After standing still in terms of revenue growth for five years, Macro 4 Plc, the UK-based software house, is finally on the move. Ronnie Wilson, the CEO appointed in May 1998, has refocused the company’s operations, pruned the dead wood, and sales are bounding ahead.
The company’s shares however dipped 5% to 682.5 pence on the results as all this rapid expansion has yet to feed through to the bottom line. Net profit in the year to June 30 was up just 3.7% at 6.8m pounds ($10.8m) on revenue up 28% at 31m pounds ($49.6m). What held back the growth in profit was a 44.1% increase in operating expenses to 21.6m pounds ($34.5m).
Macro 4 had been chugging along, supplying software for IBM mainframes, with the decline in the VM and VSE markets more or less compensated by the growth in OS/390 sales when Wilson decided to go for serious growth. He is unabashed about the higher costs this has necessitated, arguing that this spending is necessary to correct the lack of any substantial investment undertaken for many years.
What Wilson has done is to discern a change in the market, with companies looking for complete solutions rather than just discrete products. This requires a more sophisticated, and expensive, sales effort, he says. The focus on the buoyant OS/390 sector has led to a 22.7% increase in its mainframe business revenue which now accounts for 40.5% of total revenue up from 33.1% a year ago, while VM/VSE products now represent 39.7% of sales compared with 50.9% a year earlier. A push into the open systems business – Unix and Windows NT – has brought a 78% increase in sales to 4.2m pounds and brought a modest profit compared with a loss in the previous year.

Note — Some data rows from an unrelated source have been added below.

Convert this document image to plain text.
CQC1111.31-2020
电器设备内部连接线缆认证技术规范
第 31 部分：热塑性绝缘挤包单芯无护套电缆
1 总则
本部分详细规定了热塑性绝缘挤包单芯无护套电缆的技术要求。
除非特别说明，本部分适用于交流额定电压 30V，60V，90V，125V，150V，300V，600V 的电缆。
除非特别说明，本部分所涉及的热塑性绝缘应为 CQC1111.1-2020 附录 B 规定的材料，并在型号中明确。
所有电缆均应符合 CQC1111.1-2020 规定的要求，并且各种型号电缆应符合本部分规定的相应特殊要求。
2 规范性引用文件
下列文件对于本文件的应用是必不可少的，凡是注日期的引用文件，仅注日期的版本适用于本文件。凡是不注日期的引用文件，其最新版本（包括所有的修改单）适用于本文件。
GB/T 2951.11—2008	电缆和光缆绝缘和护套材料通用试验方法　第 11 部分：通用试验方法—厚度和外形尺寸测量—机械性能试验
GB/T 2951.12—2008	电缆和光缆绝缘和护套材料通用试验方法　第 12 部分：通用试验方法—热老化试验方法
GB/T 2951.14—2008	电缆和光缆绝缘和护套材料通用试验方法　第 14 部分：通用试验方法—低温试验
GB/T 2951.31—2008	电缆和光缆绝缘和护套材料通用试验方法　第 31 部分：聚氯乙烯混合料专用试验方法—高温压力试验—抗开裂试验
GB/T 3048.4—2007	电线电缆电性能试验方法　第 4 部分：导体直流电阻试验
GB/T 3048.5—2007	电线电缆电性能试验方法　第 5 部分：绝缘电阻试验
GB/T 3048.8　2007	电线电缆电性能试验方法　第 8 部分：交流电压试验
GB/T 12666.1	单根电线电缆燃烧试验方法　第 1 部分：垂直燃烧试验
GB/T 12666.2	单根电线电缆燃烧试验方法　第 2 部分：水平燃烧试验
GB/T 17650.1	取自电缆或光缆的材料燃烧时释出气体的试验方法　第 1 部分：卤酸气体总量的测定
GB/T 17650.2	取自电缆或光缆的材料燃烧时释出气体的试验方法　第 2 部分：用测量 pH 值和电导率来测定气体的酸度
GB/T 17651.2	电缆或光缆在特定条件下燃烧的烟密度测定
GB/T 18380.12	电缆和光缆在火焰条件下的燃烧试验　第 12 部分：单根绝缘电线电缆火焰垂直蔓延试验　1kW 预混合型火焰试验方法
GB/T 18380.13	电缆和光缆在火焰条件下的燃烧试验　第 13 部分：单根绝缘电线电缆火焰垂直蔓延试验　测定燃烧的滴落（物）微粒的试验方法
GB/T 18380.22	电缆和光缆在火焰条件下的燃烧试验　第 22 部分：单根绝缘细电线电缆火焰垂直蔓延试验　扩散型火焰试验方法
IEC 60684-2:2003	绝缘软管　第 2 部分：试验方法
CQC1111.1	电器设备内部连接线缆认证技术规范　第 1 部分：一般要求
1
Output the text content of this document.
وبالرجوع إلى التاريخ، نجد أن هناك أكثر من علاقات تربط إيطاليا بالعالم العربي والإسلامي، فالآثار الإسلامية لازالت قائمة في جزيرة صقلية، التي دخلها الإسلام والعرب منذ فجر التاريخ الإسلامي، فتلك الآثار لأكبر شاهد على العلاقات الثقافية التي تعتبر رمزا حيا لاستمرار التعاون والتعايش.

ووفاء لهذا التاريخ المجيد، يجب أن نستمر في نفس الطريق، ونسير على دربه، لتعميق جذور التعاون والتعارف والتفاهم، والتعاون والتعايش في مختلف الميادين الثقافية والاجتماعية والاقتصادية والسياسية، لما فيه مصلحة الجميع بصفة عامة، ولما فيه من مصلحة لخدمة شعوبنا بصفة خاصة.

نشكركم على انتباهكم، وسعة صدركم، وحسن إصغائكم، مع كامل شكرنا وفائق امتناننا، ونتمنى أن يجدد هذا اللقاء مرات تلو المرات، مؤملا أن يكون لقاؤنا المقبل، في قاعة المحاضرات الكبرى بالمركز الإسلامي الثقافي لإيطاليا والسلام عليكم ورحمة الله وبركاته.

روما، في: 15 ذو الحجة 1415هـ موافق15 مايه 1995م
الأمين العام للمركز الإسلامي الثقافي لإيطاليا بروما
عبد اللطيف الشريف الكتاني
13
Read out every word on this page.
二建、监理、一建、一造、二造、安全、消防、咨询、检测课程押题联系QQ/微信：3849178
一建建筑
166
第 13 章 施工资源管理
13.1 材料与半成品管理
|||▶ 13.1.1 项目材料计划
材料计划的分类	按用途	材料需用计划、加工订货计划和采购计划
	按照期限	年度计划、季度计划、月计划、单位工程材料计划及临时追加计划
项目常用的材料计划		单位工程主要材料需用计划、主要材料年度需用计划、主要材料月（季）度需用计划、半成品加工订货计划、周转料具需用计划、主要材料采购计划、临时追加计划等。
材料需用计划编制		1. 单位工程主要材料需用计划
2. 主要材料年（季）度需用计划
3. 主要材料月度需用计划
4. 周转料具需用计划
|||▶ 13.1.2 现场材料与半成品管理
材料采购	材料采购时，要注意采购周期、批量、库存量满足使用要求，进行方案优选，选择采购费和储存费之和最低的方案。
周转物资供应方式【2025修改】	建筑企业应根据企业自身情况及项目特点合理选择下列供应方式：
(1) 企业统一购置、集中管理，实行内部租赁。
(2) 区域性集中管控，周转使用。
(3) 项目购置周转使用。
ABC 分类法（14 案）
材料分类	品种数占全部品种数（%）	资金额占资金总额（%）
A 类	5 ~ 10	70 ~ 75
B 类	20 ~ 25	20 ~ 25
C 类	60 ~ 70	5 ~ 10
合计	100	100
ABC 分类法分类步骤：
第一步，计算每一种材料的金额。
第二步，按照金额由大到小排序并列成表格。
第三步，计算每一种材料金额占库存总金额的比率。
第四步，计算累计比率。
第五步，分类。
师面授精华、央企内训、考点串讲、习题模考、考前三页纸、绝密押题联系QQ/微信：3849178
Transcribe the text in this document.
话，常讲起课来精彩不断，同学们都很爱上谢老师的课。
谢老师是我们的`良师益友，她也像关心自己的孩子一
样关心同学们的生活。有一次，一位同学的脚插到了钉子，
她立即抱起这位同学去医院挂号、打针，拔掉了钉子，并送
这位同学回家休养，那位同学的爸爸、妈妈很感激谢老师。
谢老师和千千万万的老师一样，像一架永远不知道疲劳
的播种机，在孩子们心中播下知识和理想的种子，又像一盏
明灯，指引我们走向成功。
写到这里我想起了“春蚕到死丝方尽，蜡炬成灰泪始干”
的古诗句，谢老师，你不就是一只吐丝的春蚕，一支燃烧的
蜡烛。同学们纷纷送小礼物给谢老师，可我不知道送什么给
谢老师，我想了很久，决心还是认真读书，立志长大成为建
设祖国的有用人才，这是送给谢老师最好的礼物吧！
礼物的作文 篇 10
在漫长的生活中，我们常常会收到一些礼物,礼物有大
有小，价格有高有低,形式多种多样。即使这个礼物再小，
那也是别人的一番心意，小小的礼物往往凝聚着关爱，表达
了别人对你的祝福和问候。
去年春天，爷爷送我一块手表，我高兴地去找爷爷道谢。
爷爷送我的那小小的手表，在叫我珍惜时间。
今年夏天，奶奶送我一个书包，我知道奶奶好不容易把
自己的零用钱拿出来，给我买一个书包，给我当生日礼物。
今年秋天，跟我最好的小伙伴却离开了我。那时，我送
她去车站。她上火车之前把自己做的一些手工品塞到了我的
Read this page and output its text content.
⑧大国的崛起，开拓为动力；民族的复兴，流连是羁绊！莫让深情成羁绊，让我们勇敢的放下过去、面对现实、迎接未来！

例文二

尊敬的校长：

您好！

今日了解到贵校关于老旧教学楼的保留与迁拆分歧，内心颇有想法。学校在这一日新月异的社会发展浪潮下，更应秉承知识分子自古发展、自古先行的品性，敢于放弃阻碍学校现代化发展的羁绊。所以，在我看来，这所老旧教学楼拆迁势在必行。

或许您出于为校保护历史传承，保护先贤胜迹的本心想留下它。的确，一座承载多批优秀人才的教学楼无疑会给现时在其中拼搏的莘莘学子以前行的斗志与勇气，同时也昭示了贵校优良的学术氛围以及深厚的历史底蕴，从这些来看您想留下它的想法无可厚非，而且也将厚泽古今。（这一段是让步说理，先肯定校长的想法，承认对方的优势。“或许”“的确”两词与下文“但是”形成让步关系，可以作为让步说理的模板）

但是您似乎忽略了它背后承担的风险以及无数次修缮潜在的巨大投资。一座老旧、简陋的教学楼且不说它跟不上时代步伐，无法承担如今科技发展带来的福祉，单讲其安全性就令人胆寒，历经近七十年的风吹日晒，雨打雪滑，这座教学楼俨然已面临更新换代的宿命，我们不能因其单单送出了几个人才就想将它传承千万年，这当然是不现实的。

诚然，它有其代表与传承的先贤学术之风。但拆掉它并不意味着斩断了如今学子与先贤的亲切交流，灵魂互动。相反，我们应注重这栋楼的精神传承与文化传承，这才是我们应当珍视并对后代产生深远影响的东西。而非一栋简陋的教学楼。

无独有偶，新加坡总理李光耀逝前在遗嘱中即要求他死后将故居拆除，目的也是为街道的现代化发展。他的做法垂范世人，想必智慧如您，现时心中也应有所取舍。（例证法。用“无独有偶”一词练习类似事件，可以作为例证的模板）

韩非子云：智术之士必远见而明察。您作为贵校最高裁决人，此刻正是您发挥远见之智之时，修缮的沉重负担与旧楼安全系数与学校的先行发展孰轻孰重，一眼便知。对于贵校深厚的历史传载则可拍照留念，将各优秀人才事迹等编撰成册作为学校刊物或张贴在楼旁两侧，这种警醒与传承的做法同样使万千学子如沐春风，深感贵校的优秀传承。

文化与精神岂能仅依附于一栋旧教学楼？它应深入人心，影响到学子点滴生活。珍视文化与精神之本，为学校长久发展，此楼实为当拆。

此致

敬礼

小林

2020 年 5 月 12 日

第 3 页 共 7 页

Macro 4 is up against competitors such as BMC, Compuware and Platinum, and the company said a substantial increase in spending was necessary to survive. Further heavy investment is likely in the current year as the company cranks up its sales effort in the US which accounts for around 37% of total revenue. With 16m pounds ($25.7m) of cash in the bank, Macro 4 is not short of funds and says it is on the lookout for acquisitions to improve its product range.